If someone said to me that the variety of human experience, even of a shared event or phenomenon, was unlimited I would very likely assent, having some understanding of their sense. But I would just as likely watch to see if there might arise opening for a sophistication to this, an adjustment that might seem either a trivial quibble or an argumentatively subtle distinction: however large the number of  variants there might be, I would require that another aspect be attended to, by which I mean acknowledged and valued as salient; in all its wonderous variety human experience is bounded and constrained by what it experiences. Since you and I are human and not fish, we will not experience water as something to breathe, though the fish cannot be expected to experience it as otherwise, if it experience at all.
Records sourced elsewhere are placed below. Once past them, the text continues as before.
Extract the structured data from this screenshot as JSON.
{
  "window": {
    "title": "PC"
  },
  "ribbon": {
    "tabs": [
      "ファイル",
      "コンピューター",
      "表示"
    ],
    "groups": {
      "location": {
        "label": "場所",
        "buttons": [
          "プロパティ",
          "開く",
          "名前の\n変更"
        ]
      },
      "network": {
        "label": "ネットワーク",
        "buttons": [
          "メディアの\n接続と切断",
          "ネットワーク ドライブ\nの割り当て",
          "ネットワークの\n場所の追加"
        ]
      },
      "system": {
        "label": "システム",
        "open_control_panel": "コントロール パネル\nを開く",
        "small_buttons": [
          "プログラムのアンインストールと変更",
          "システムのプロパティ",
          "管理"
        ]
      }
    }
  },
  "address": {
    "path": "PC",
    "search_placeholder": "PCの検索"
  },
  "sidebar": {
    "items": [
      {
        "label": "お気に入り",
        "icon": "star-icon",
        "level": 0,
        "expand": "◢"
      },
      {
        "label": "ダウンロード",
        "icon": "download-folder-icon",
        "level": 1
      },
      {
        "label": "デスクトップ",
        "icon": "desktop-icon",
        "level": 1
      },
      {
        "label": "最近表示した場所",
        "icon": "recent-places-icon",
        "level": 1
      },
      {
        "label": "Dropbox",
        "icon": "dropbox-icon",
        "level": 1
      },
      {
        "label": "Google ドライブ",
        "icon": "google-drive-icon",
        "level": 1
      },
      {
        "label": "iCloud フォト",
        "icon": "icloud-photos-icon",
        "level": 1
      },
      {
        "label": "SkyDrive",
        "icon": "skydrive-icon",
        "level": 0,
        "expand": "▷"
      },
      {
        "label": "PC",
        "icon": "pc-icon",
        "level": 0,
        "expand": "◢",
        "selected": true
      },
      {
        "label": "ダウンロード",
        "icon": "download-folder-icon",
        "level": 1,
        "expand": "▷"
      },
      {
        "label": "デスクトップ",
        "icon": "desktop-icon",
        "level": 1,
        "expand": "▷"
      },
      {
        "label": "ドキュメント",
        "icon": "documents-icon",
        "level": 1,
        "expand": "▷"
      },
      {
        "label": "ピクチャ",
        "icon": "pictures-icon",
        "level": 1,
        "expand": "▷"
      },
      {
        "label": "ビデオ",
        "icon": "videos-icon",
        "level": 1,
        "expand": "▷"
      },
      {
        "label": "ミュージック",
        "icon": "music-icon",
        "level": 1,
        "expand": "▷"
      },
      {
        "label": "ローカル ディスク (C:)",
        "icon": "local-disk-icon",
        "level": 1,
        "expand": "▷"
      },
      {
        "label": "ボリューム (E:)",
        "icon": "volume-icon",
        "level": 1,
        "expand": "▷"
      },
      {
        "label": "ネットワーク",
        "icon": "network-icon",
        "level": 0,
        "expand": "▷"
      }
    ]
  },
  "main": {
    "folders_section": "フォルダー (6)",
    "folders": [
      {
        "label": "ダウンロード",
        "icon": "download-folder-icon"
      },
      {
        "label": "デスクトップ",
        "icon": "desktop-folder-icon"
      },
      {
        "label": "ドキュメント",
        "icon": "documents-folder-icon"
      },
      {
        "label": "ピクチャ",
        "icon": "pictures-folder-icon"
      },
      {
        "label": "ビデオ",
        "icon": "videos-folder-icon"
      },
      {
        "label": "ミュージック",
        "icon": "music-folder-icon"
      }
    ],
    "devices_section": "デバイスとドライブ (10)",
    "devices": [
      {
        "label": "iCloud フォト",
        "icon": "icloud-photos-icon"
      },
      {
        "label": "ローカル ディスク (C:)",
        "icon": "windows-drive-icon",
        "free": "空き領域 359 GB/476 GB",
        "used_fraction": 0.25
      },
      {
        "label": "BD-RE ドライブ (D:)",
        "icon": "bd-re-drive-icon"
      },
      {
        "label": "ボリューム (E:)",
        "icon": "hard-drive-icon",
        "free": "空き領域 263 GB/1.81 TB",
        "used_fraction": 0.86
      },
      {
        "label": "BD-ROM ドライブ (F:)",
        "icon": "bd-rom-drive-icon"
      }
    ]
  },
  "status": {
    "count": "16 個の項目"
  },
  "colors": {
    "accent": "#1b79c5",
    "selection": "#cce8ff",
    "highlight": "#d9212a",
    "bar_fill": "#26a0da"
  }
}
The astronomical but finite is fundamentally different than the unlimited and infinite. If such distinctions are of no interest then we are willful in our misapprehension and therefore perforce irresponsible in our activities; to any who are not so flippantly cavilier with their beings this is presented by every instance of the mundane moment.
 
"I have been forced to recognize that the most important ingredient in creating [a psychological climate in which the client could undertake these functions himself [sic] -- exploring, analyzing, understanding, and trying new solutions] is that I should be real. I have come to realize that only when I am able to be a transparently real person, and am so perceived by my client, can he discover what is real in him. ... The essence of therapy ... is a meeting of two persons in which the therapist is openly and freely himself and evidences this when he can freely and acceptantly enter into the world of the other."
Two Divergent Trends
Chapter V of Existential Psychology
edited by Rollo May

I can see no reason why we cannot generalize this understanding and apply it as the standard of healthy community, where each gains directly from authentic presence while benefitting from that authenticity's effect on others. Only in a commoditized public and private realm would what we see so routinely take over: adversarially engaged in a zero-sum game where one gains by the other's loss, we deny ourselves in order to deny others; for the other to be weakened, needy, and dependent is seen as adventageous ... all of this at the level of common sense. That the conventional is quite mad is evidenced by the fact that this self-destructive cynicism, while contradicted by such old saws as "cutting off one's nose to spite one's face", is not likely conscious, and is defended as though sanctified if ever it becomes so. What should quite reasonably be the role of the social has been abstracted and displaced into the therapists' chambers, ensuring a steady trade for those few and an ongoing generalized degredation for all. 
 
  

A side-note: those who would see themselves empowered as leaders are careful not to enter into relations that would empower or enable those they see themselves leading; the personas they develop and adopt serve, on one hand, as uniforms that distinguish them from mere groundlings (also useful for identifying themselves to those with similar inclinations) and, on the other, as scripts that diminish the likelihood of their straying into authenticity under the influence of benevolent circumstances.